Despite complaints of Chavez's advantages, opposition
leaders say they see little risk of fraud during the electronic
balloting itself. There will be no formal international
observation of the vote, though local groups will be present and
voting centers will have witnesses from both sides.
Chavez's frequent vote victories over the last 14 years have
undermined shrill opposition criticism that he is a dictator.
But he has never had to hand over power.

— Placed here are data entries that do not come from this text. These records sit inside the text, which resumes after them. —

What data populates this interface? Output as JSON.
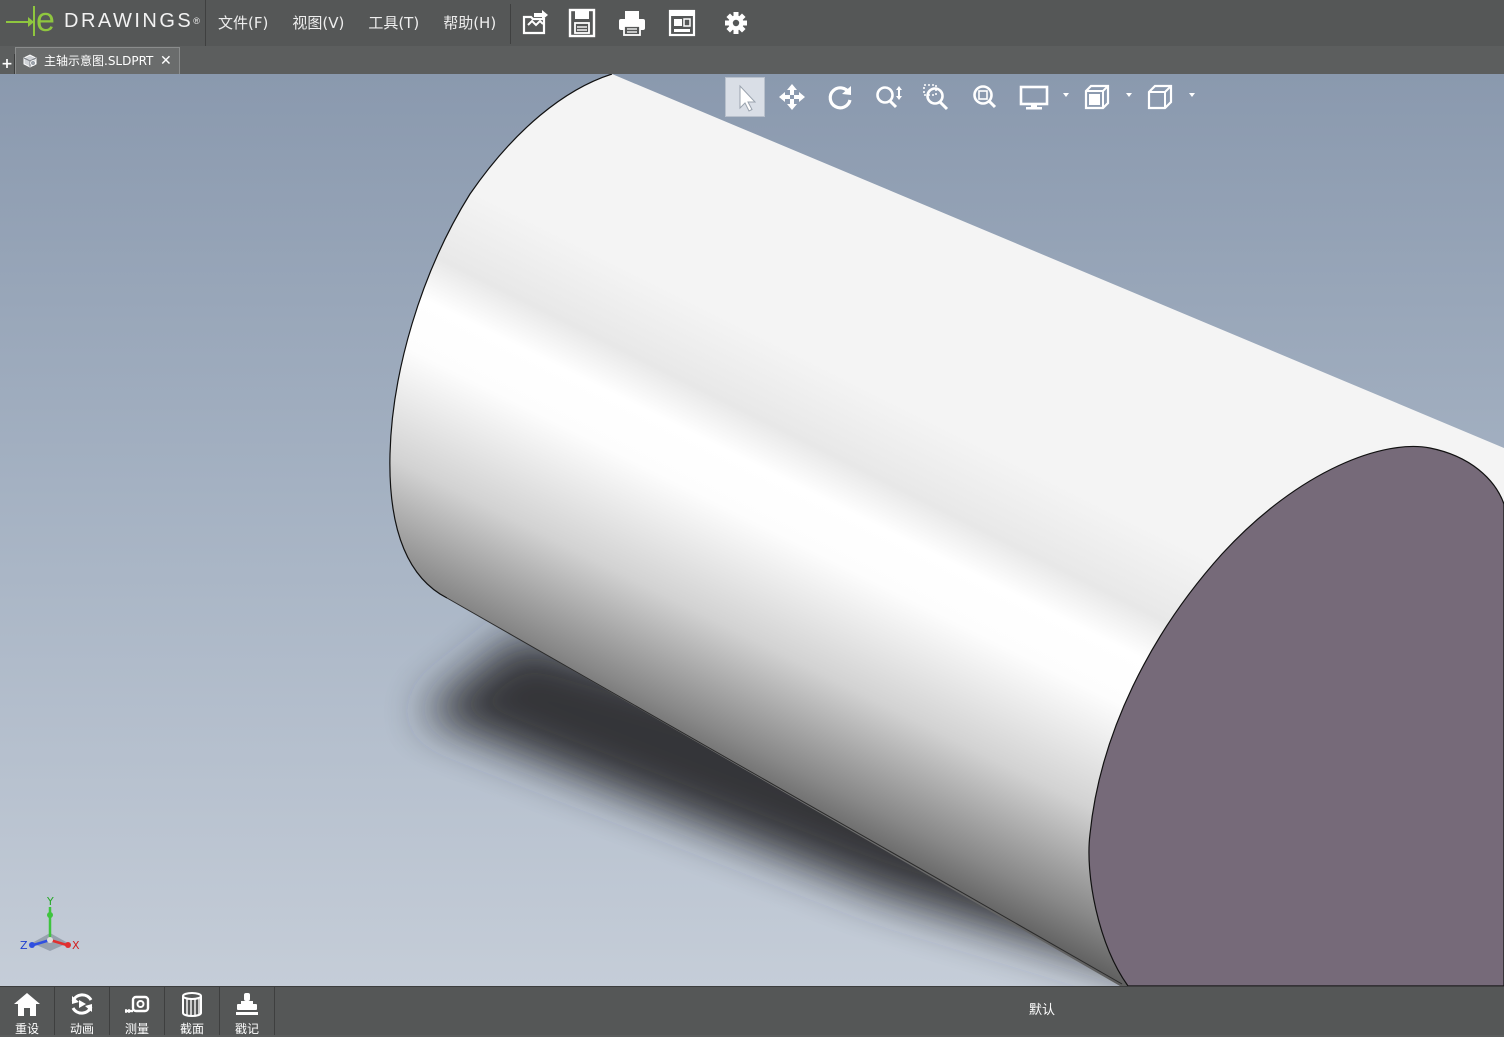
{
  "app": {
    "logo_letter": "e",
    "logo_text": "DRAWINGS",
    "logo_mark": "®"
  },
  "menu": [
    {
      "label": "文件(F)"
    },
    {
      "label": "视图(V)"
    },
    {
      "label": "工具(T)"
    },
    {
      "label": "帮助(H)"
    }
  ],
  "toolbar": [
    {
      "icon": "open-file-icon"
    },
    {
      "icon": "save-icon"
    },
    {
      "icon": "print-icon"
    },
    {
      "icon": "sheet-layout-icon"
    },
    {
      "icon": "settings-gear-icon"
    }
  ],
  "tabs": {
    "add_label": "+",
    "items": [
      {
        "label": "主轴示意图.SLDPRT",
        "close": "✕",
        "icon": "part-file-icon"
      }
    ]
  },
  "view_toolbar": [
    {
      "icon": "select-arrow-icon",
      "active": true
    },
    {
      "icon": "pan-icon"
    },
    {
      "icon": "rotate-icon"
    },
    {
      "icon": "zoom-icon"
    },
    {
      "icon": "zoom-to-area-icon"
    },
    {
      "icon": "zoom-to-fit-icon"
    },
    {
      "icon": "display-style-icon",
      "dropdown": true
    },
    {
      "icon": "view-orientation-icon",
      "dropdown": true
    },
    {
      "icon": "standard-views-cube-icon",
      "dropdown": true
    }
  ],
  "triad": {
    "x": "X",
    "y": "Y",
    "z": "Z"
  },
  "bottom_bar": {
    "buttons": [
      {
        "label": "重设",
        "icon": "home-icon"
      },
      {
        "label": "动画",
        "icon": "animate-icon"
      },
      {
        "label": "测量",
        "icon": "measure-icon"
      },
      {
        "label": "截面",
        "icon": "section-icon"
      },
      {
        "label": "戳记",
        "icon": "stamp-icon"
      }
    ],
    "configuration": "默认"
  },
  "colors": {
    "brand_green": "#8fc63f",
    "chrome": "#555757",
    "model_end_face": "#766a79"
  }
}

Though he accepted
defeat in a 2007 referendum on his proposed overhaul of the
constitution, in less than a year he used special decree powers
to make many of the changes that voters had rejected.
A win for Chavez could prompt a sell-off of Venezuelan
bonds, which have risen steadily since June and jumped in recent
weeks as investors bet on a possible Capriles win.
Venezuela's heavy borrowing has made its debt among the most
actively traded emerging market bonds - creating an odd romance
between Wall Street and one of the world's most virulent critics
of capital markets.
Capriles is promising to improve the country's finances by
cutting wasteful expenditures and halting politically motivated
gifts to allied left-wing and anti-American nations.
"President Chavez, I thank you for what you have been able
to do," the opposition leader said at his final campaign rally,
in Lara state, in a rare direct use of his opponent's name.
"With the greatest respect: the time has come to move
forward, and you will not be able to stop the people's advance."